The locale is London's Covent Garden vegetable market. The time is late night. It is pouring heavily, everybody is seeking the shelter of a church's portico. Among the shelter seekers is an impoverished, bedraggled flower girl Liza with a terrible cockney accent. Liza is trying to peddle her flowers to the crowd of shelter seekers. A middle- aged gentleman, professor Higgins is taking down her speech (in Bells Visible Speech) in his notebook. Professor Higgins is an eccentric phonetician, expert on London accents and can place a person by their accent to the street they originate from. One other shelter seeker is an ex-military man, Colonel Pickering (also middle aged) with a deep interest in phonetics. As professor Higgins Colonel Pickering get talking, Higgins bemoans the terrible accent of Liza (most depressing and disgusting sounds) and boasts that if given a chance to teach and train her to speak for three months, he could pass her off as a duchess on the basis of her fine way of speaking! It comes about that Colonel Pickering is willing to bear the expense of teaching Liza to speak by Higgins. The rest of the play is about Liza 'the live doll' learning to speak like a Duchess from two confirmed bachelors Higgins and Pickering and whether they are able to pass her off as a duchess.

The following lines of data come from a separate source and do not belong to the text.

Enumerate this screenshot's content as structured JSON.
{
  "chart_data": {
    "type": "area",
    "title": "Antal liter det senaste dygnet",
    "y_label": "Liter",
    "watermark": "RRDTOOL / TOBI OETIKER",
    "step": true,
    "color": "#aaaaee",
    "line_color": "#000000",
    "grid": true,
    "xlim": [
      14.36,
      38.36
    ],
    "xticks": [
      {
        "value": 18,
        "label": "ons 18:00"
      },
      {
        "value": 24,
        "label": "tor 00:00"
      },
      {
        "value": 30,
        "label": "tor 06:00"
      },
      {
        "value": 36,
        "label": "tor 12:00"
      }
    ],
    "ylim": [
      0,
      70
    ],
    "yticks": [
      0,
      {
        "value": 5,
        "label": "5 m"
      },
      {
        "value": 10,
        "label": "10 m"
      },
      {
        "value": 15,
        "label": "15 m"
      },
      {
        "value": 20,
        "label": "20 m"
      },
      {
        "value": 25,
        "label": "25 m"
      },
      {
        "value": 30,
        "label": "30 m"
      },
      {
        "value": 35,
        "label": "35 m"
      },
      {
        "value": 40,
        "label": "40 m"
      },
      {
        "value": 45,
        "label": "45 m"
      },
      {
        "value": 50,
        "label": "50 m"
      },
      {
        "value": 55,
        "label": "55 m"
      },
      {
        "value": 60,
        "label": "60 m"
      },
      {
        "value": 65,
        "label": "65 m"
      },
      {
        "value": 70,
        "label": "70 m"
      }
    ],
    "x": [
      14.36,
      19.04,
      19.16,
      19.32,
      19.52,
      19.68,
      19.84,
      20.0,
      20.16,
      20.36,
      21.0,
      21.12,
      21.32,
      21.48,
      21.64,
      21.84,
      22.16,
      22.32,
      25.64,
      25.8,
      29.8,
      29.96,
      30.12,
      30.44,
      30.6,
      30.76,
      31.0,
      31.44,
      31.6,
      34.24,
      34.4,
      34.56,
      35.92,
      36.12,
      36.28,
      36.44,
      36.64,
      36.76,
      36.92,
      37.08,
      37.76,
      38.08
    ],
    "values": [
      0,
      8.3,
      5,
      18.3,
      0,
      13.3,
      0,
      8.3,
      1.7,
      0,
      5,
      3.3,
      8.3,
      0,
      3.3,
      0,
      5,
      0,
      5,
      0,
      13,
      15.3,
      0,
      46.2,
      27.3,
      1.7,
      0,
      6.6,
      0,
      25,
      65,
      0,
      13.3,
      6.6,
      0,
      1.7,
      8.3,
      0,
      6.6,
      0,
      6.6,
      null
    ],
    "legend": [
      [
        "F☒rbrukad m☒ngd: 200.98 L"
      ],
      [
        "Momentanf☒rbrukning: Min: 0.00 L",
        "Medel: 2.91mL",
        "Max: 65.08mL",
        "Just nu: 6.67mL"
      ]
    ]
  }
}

The woman protagonist character of the play Liza like all Shaw's woman protagonist character is strong willed and assertive. Having to endure during her learning the overbearing ways, domineering mien, downright bullying from a socially superior Higgins her teacher, she manages to hold her own. In the latter stages of the play, she even manages to get the better of him and Higgins has to tamely acknowledge that he has made a 'woman' of her after all. (a lame defence) Although there is a romantic angle, (Liza and Freddy) the relationship between Liza vis-à-vis Higgins and Pickering are pivotal, focal relationships of the play. The Liza, Freddy romance is a relegated affair. I feel only Shaw could do this i.e. make a non-romantic relationship so interesting over the other. But then Shaw loved debunking popular notions. All in all a much readable play.
on 1 August 2013
A nice copy, clear text and helpful notes. A very good version to get if you are studying the play, or if you are performing it, as it includes all the original stage directions and notes on set layout.
2 of 3 people found the following review helpful
on 18 September 2010
After a visit to Bernard Shaws house owned by the National Trust, I decided to get a copy of this famous play. Compared to plays i read at school it is really easy to read - the dialogue is excellent and whereas i was expecting something along the lines of the My Fair Lady film i was pleasantly surprised by the much cleverer and less Hollywood ending. I was so impressed that i have been out and bought his collection of 3 "Unpleasant" Plays which I am enjoying at the minute.